Yesterday’s NYT had a very interesting story about biologists discovering evidence that humans are naturally helpful to each other — very young humans, before our parents presumably whap it into us. Of course if we didn’t cooperate to some degree we’d have croaked long ago… and if we weren’t kind of warlike, we wouldn’t have survived either.
It all puts me in mind of a “game theory” strategy that I once read was the most useful: Begin by cooperating, but as soon as your opponent does not cooperate, retaliate. This applies to a lot of areas, obviously, but grew out of a very specific problem used in philosophy and now played out by computers in programming tournaments: the prisoner’s dilemma.
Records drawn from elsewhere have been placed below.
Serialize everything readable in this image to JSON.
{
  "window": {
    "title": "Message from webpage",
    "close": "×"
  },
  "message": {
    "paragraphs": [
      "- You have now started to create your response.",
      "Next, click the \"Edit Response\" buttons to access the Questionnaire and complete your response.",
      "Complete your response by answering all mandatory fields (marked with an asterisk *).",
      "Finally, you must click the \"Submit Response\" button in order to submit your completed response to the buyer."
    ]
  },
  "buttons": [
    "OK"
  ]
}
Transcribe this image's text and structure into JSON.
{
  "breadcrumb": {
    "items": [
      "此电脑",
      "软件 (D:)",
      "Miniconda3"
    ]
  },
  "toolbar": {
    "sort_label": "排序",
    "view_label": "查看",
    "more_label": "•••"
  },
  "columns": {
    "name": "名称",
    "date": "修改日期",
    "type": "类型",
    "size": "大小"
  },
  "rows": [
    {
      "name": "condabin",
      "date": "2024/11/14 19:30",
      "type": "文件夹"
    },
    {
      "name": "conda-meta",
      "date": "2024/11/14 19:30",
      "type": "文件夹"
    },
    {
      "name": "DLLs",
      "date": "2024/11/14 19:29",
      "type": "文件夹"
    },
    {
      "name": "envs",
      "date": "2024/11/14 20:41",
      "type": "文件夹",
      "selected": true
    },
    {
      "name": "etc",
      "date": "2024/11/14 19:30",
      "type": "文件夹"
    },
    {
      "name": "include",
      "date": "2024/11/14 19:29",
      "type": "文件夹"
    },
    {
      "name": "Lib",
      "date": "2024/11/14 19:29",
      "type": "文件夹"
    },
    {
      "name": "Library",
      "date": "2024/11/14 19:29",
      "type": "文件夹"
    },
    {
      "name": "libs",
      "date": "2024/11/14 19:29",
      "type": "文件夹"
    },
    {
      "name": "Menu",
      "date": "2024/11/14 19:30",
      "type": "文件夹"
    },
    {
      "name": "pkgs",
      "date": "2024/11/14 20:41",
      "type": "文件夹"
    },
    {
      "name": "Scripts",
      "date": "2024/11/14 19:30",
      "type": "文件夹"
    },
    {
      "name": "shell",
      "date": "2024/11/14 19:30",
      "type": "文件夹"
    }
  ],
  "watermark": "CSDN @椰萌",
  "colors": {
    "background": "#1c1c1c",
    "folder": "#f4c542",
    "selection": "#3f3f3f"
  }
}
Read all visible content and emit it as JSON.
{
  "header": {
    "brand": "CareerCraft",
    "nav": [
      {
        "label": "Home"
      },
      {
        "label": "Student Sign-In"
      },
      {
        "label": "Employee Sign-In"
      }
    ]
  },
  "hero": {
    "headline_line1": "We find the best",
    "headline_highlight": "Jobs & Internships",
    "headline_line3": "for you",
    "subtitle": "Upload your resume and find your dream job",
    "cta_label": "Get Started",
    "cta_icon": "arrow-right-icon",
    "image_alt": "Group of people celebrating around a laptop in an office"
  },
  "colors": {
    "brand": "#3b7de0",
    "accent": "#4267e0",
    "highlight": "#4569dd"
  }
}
Basically, in its various versions, the dilemma is this: You and another person are in a situation where you each must choose to cooperate or to betray each other. You don’t know what the other will do. If you both cooperate, you get a great reward; if you both betray, neither gets a reward. If one cooperates and one betrays… the betrayer gets half the reward.
Any pair of siblings, roommates or lovers will recognize the scenario. When one does all the taking and one does all the giving, misery ensues – though only for the giver. The taker does just fine. Mutually assured destruction comes to mind also: We hoped the Russians loved their children too.
Douglas Hofstadter, in whose “Metamagical Themas” I first read about the dilemma, introduced me to the idea that the game is different if you know you’re only going to play once, versus expecting to have to continue to deal with the same opponent in future. If you only play once, you are better off betraying. But if you both expect to deal with each other again, the game changes.
Hofstadter described the first programming tournament on these lines, and says it was won by an incredibly simple program called Tit For Tat, which simply did whatever the opponent did right back to it. If its opponent always cooperated, then so did Tit For Tat. If its opponent defected (betrayed), Tit For Tat retaliated – once (whereas some programs strategically would keep defecting every time once “trust” was broken). But if Tit For Tat’s opponent cooperated again, it would cooperate again.
Hofstadter writes, “(Tournament architect Robert) Axelrod’s technical term for a program for a strategy that never defects before its opponent does is nice. … Note that ‘nice’ does not mean that a strategy never defects! Tit For Tat defects when provoked, but that is still considered being ‘nice.’ ”
The chapter goes on to explain how Axelrod defined several characteristics of Tit For Tat’s success. TFT was “nice,” but also “provocable” — that is, it would retaliate if provoked; it wasn’t always nice — and “forgiving.” Some strategies that did even better added a fourth: “clarity,” a kind of ability to analyze when the opponent’s behavior wasn’t making any sense. When that happened, they switched to pure defense.
Axelrod, and after him, Hofstadter, are careful to warn against drawing any too broad conclusions. I note the New York Times article says the researcher claims that “inductive parenting,” defined as explaining to kids why they logically stand to gain from cooperating, is best. (Good luck with that.) He doesn’t mention that a well-timed retaliation, followed by forgiveness – and backed up by the wisdom to realize when you’re mired in a losing game – can be really useful too.